The European Court of Human Rights (ECtHR) made an important judgment in the case of Ochigava v. Georgia, concerning alleged systematic ill-treatment in Tbilisi Prison no. 8 (“Gldani Prison”) during the period from 2011 to 2014, and the domestic authorities’ failure to conduct an effective investigation into the applicant’s allegations. The case was litigated by the Georgian Young Lawyers Association (GYLA) with support from the European Human Rights Advocacy Center (EHRAC) and USAID/PROLoG.

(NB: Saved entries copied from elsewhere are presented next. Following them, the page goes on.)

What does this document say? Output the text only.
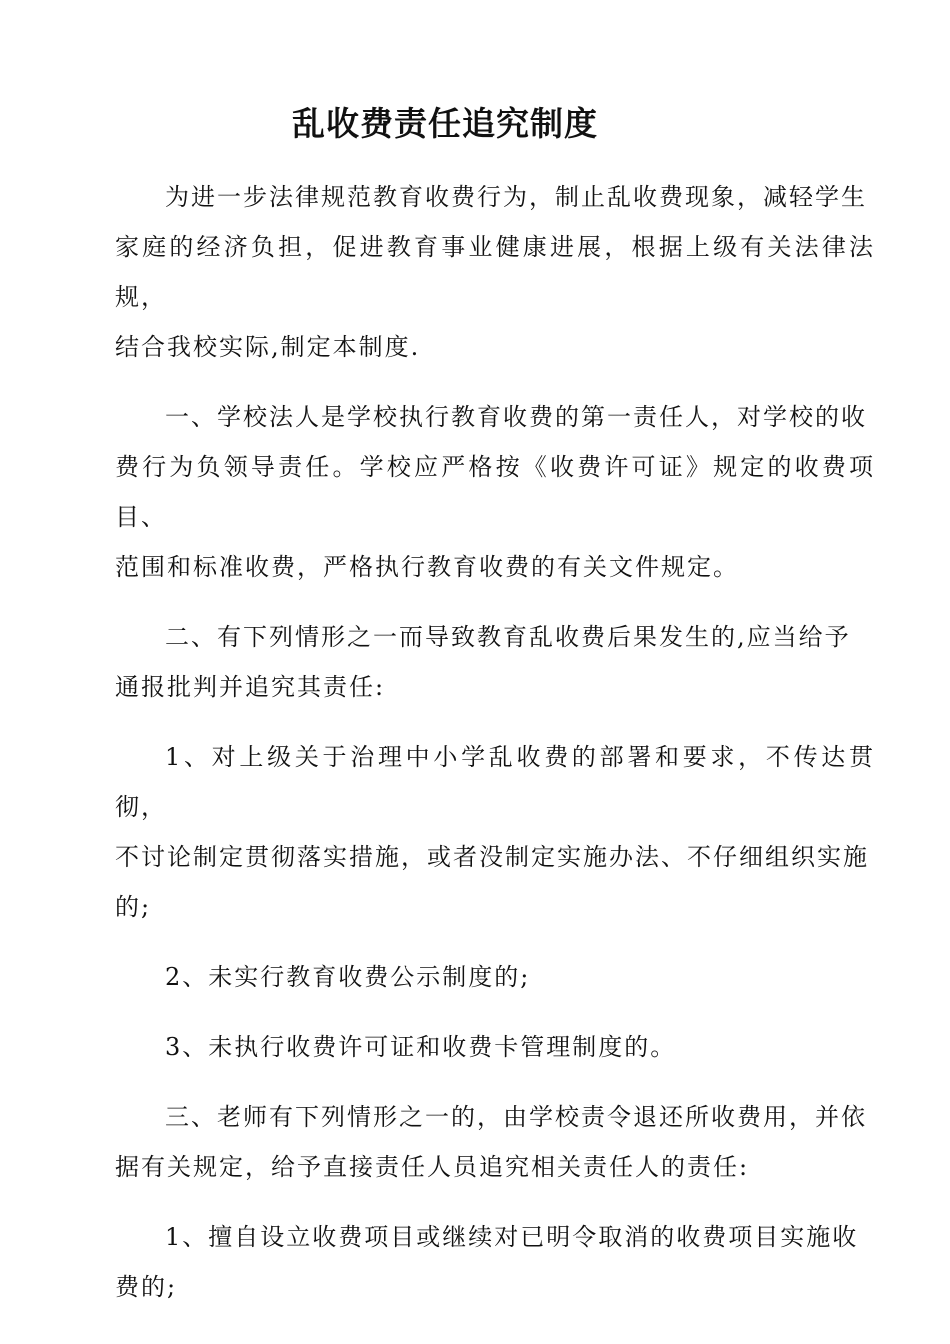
乱收费责任追究制度

为进一步法律规范教育收费行为，制止乱收费现象，减轻学生
家庭的经济负担，促进教育事业健康进展，根据上级有关法律法规，
结合我校实际,制定本制度.

一、学校法人是学校执行教育收费的第一责任人，对学校的收
费行为负领导责任。学校应严格按《收费许可证》规定的收费项目、
范围和标准收费，严格执行教育收费的有关文件规定。

二、有下列情形之一而导致教育乱收费后果发生的,应当给予
通报批判并追究其责任:

1、对上级关于治理中小学乱收费的部署和要求，不传达贯彻，
不讨论制定贯彻落实措施，或者没制定实施办法、不仔细组织实施
的;

2、未实行教育收费公示制度的;

3、未执行收费许可证和收费卡管理制度的。

三、老师有下列情形之一的，由学校责令退还所收费用，并依
据有关规定，给予直接责任人员追究相关责任人的责任:

1、擅自设立收费项目或继续对已明令取消的收费项目实施收
费的;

The applicant was severely beaten by the penitentiary institution staff, because of which he required numerous surgical interventions and was put in solitary confinement as an additional measure of abuse. The ECtHR observed that while the applicant formally complained of ill-treatment as early as October 2012, it took the domestic authorities more than five years to identify the perpetrators and secure convictions against some of them (the applicant named eleven prison officers as involved, but only seven were convicted). Furthermore, the domestic authorities clearly did not investigate several other serious incidents. The Court also noted that the applicant consistently stated before the domestic authorities that not only the seven convicted prison officers but also a number of other senior prison officers had participated in his ill-treatment, but the role of those additional perpetrators was not explored.
The Court considered that despite the conviction of the seven prison officers, the outcome of the procedurally flawed criminal proceedings could not be considered to have constituted sufficient redress for the applicant. The Court reiterated that “justice delayed is often justice denied,” as the existence of unreasonable periods of inactivity and a lack of diligence on the authorities’ part in conducting the proceedings may render the investigation ineffective.
The Court stated that the findings of the domestic courts make it clear that the applicant’s ill-treatment was directly attributable to the respondent State and committed by representatives of the prison authority as part of both the systematic and systemic abuse of inmates of Gldani Prison. The Court also noted that the domestic courts awarded no damages to the applicant for the injuries he sustained as a result of the ill-treatment.
The ECtHR declared there has been a violation of both the substantive and procedural aspects of Article 3 of the European Convention on Human Rights based on the applicant’s ill-treatment, certain acts of which amounted to torture, and the lack of an effective criminal investigation, and ordered the State to pay the applicant EUR 20,000 in non-pecuniary damages.